Southern California can expect a break from January’s rainy start as strong offshore gusts sweep across the region beginning Sunday, forecasters said.
In the Inland Empire and Orange County, the winds will arrive Sunday evening, peak at nighttime, and continue Monday until around 2 p.m., according to NWS meteorologist Elizabeth Schenk, who said the winds will begin as northerly winds and transition to Santa Ana winds early next week.
Please heed the warning. On average, it can take us 3+ hours to reach many common higher hazard/fall areas by foot. (ev) https://t.co/Y3LaxllWiT
— West Valley SAR (@WestValleySAR) January 21, 2023
During this wind event, Orange County’s inland areas, the Santa Ana Mountains and all of the Inland Empire will be under a high wind warning starting at 6 p.m. Sunday and continuing until 2 p.m. Monday, Schenk said.
A High Wind Warning in effect Sunday night through 2 PM Monday for the SBD Mountains and passes, and the Orange County Mountains and Inland Valleys.
A Wind Advisory is in effect for Orange County coastal areas, the Riverside County Mountains, and the Coachella Valley. #cawx pic.twitter.com/fGO18nJ5Rj
— NWS San Diego (@NWSSanDiego) January 21, 2023
For Orange County, some of the strongest winds are likely to appear in communities at the foothills of the Santa Ana Mountains including Rancho Santa Margarita and Mission Viejo where winds of 30-40 mph and gusts from 60-70 mph are forecasted, Schenk said. Northern parts of the Inland Empire, like San Bernardino, Rancho Cucamonga and Ontario, are likely to experience the fastest winds and most powerful gusts, she added.
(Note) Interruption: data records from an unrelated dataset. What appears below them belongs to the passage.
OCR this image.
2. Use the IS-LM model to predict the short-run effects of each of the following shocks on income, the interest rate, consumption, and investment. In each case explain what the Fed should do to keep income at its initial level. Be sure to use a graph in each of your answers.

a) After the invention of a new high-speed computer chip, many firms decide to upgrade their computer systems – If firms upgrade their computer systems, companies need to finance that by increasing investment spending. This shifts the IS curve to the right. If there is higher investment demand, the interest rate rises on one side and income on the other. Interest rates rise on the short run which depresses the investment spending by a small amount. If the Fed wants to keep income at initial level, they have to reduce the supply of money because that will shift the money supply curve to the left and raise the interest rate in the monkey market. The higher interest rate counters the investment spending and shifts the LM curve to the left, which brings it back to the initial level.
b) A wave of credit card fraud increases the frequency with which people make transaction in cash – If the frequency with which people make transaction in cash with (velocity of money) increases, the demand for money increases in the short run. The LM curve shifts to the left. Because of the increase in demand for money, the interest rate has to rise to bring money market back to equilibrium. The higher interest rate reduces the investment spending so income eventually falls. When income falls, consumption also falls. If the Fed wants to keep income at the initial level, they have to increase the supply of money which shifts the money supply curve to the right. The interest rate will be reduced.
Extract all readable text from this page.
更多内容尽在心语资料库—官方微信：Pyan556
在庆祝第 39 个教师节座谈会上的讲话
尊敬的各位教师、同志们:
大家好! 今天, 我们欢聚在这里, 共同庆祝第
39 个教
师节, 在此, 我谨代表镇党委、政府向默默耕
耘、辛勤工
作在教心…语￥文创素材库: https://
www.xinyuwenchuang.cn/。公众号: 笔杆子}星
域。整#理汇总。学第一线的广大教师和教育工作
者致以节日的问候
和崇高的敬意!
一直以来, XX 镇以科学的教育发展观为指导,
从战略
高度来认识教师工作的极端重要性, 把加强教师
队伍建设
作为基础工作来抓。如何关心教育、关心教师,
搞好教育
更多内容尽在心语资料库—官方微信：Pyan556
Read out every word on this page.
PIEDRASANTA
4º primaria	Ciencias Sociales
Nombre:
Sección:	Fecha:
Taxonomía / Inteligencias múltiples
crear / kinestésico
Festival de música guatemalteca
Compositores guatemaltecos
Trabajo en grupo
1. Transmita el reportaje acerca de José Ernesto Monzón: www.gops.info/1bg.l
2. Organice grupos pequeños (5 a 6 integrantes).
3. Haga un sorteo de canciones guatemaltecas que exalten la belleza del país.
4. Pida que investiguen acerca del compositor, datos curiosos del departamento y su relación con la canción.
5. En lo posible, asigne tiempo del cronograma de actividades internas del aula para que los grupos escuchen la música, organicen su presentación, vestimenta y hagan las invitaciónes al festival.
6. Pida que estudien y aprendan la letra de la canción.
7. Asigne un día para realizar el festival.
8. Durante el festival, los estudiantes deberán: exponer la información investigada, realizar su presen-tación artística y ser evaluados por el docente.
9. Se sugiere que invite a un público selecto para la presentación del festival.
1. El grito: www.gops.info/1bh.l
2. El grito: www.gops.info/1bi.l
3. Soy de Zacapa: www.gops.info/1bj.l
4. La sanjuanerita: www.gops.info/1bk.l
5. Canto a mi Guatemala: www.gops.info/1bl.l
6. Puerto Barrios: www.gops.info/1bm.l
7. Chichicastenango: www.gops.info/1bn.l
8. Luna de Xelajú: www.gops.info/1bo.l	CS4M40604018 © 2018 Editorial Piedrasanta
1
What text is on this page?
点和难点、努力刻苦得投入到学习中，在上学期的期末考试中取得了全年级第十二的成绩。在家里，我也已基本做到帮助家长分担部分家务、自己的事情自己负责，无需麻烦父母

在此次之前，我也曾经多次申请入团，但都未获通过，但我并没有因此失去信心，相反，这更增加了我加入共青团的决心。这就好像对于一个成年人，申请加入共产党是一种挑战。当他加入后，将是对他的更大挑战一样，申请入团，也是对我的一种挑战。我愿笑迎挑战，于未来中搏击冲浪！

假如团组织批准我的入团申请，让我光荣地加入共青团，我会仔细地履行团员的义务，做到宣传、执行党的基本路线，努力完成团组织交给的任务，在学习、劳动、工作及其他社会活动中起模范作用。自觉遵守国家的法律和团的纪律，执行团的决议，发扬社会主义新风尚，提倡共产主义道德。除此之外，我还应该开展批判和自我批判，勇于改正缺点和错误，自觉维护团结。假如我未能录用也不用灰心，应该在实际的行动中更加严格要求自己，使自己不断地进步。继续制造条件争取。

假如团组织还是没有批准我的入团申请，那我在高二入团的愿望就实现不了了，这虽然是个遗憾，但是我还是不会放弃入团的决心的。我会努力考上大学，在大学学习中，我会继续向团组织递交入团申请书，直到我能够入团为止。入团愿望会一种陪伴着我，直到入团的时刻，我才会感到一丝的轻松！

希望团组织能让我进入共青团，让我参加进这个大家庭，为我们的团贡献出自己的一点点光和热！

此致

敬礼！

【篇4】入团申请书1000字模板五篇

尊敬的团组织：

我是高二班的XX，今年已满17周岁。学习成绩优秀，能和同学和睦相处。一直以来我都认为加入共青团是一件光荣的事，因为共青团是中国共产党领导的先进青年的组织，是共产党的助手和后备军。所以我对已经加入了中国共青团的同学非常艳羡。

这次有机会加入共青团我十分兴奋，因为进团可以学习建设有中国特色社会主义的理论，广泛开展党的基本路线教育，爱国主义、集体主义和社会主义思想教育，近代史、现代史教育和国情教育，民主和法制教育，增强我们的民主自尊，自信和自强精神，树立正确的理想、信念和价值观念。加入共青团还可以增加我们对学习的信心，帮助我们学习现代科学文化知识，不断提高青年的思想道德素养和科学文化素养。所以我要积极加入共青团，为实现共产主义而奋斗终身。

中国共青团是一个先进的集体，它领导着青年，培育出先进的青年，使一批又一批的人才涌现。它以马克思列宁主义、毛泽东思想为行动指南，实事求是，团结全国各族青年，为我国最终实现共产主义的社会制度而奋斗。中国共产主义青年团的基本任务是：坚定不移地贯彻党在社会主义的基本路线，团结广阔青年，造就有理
Meanwhile, the coastal areas and places farther from the mountain range — like Irvine and Laguna Hills — can expect winds around 20-30 mph and 45 mph gusts, according to Schenk. Although those locations are forecasted to have lower wind speeds, they will be under a high wind warning from 10 p.m. Sunday until 2 p.m. Monday, Schenk explained.
By Tuesday, Orange County and the Inland Empire can expect clear skies, sunshine, and some slight warming with temperatures in the low 60s, Schenk said. No rain is forecasted for next week, she added, explaining that conditions will become dry, meaning wildfire risks can be elevated when high winds occur.
“We’ve really transitioned patterns,” Schenk said. “These stronger Santa Ana wind events can be big fire spreaders, but we’ve had a lot of rain so hopefully that tamps down concern a bit. We can’t let our guards down but the amount of rain we’ve had should help.”
In Los Angeles County, the wind event will follow the same timeframe as Orange County and the Inland Empire: Sunday evening lasting into Monday, according to meteorologist Todd Hall. A high wind warning was issued for Los Angeles mountain communities starting 6 p.m. Sunday until 2 p.m. Monday, with gusts possible up to 70 mph.
The Santa Clarita, San Fernando and San Gabriel valleys will see winds around 45 mph and gusts of 50 mph, according to Hall. The LA metro area and coastal cities will see lighter winds likely at or less than 35 mph, he said.
In western parts of the San Fernando Valley, cities like Calabasas and Woodland Hills are likely to be sheltered from the wind, Hall added. In place of strong gusts, those cities are more likely to experience “very cold” temperatures with lows in the lower to mid-30s.
While this week’s wind will be a reprieve from 2023’s rainy start, Hall said January might end with showers around Jan. 30. The exact details of that possible storm weren’t clear, but Hall said the NWS will continue to monitor for the “possibility” of another rainstorm.